FFmpeg: The ultimate Video and Audio Manipulation Tool

February 24, 2012 by . 15 comments

What is FFmpeg?

Chances are you’ve probably heard of FFmpeg already. It’s a set of tools dedicated to decoding, encoding and transcoding video and audio. FFmpeg is based on the popular libavcodec and libavformat libraries that can be found in many other video conversion applications, like Handbrake.

So why would you need FFmpeg? Got a video in an obscure format that every other player couldn’t recognize? Transcode it with FFmpeg. Want to automate cutting video segments out of movies? Write a short batch script that uses FFmpeg. Where I work, I constantly have to encode and process video material, and I’d never want to go back to using a GUI tool for doing this.

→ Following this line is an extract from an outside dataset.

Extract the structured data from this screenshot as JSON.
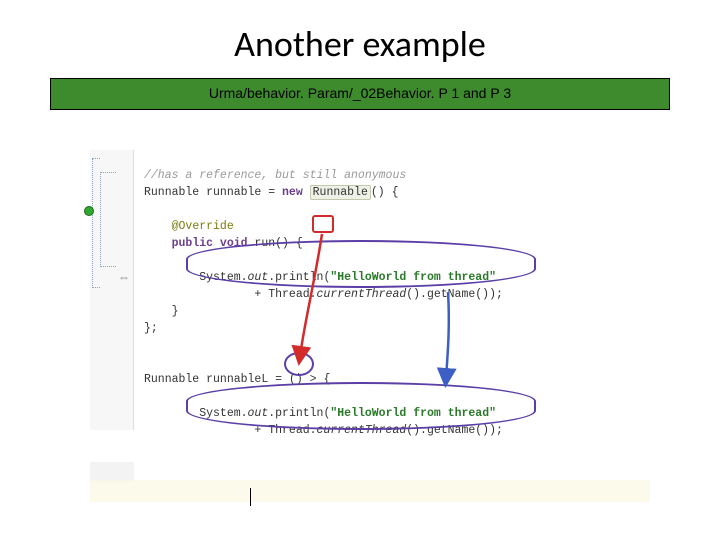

This post is a follow-up on Video Conversion done right: Codecs and Software, where I discussed the various codecs and containers that you can find these days. For a quick overview, I’d suggest to read this one as well, because it covers some important basics.

Now, let’s dive into the more practical aspects.

Installation

FFmpeg is free and open source, and it’s cross-platform. You’ll be able to install it on your Windows PC as well as your Linux server. The only thing you need to be comfortable with is using your command line. As it’s actively developed, you should try to update your version from time to time. Sometimes, new features are added, and bugs are fixed. You won’t believe how many times updating FFmpeg solved encoding problems I had.

Windows

Compiling FFmpeg on Windows is not too easy. That’s why there are (semi-) automated builds of the latest version available online, most prominently the ones from Zeranoe.com. Download the latest build labeled as “static” for your 32 or 64 Bit system. Those builds work fairly well, but they might not include all possible codecs. For the commands where I used libfaac below, with the Zeranoe builds you have to choose another AAC codec instead, like libvo_aacenc, or aac, with the additional options -strict experimental.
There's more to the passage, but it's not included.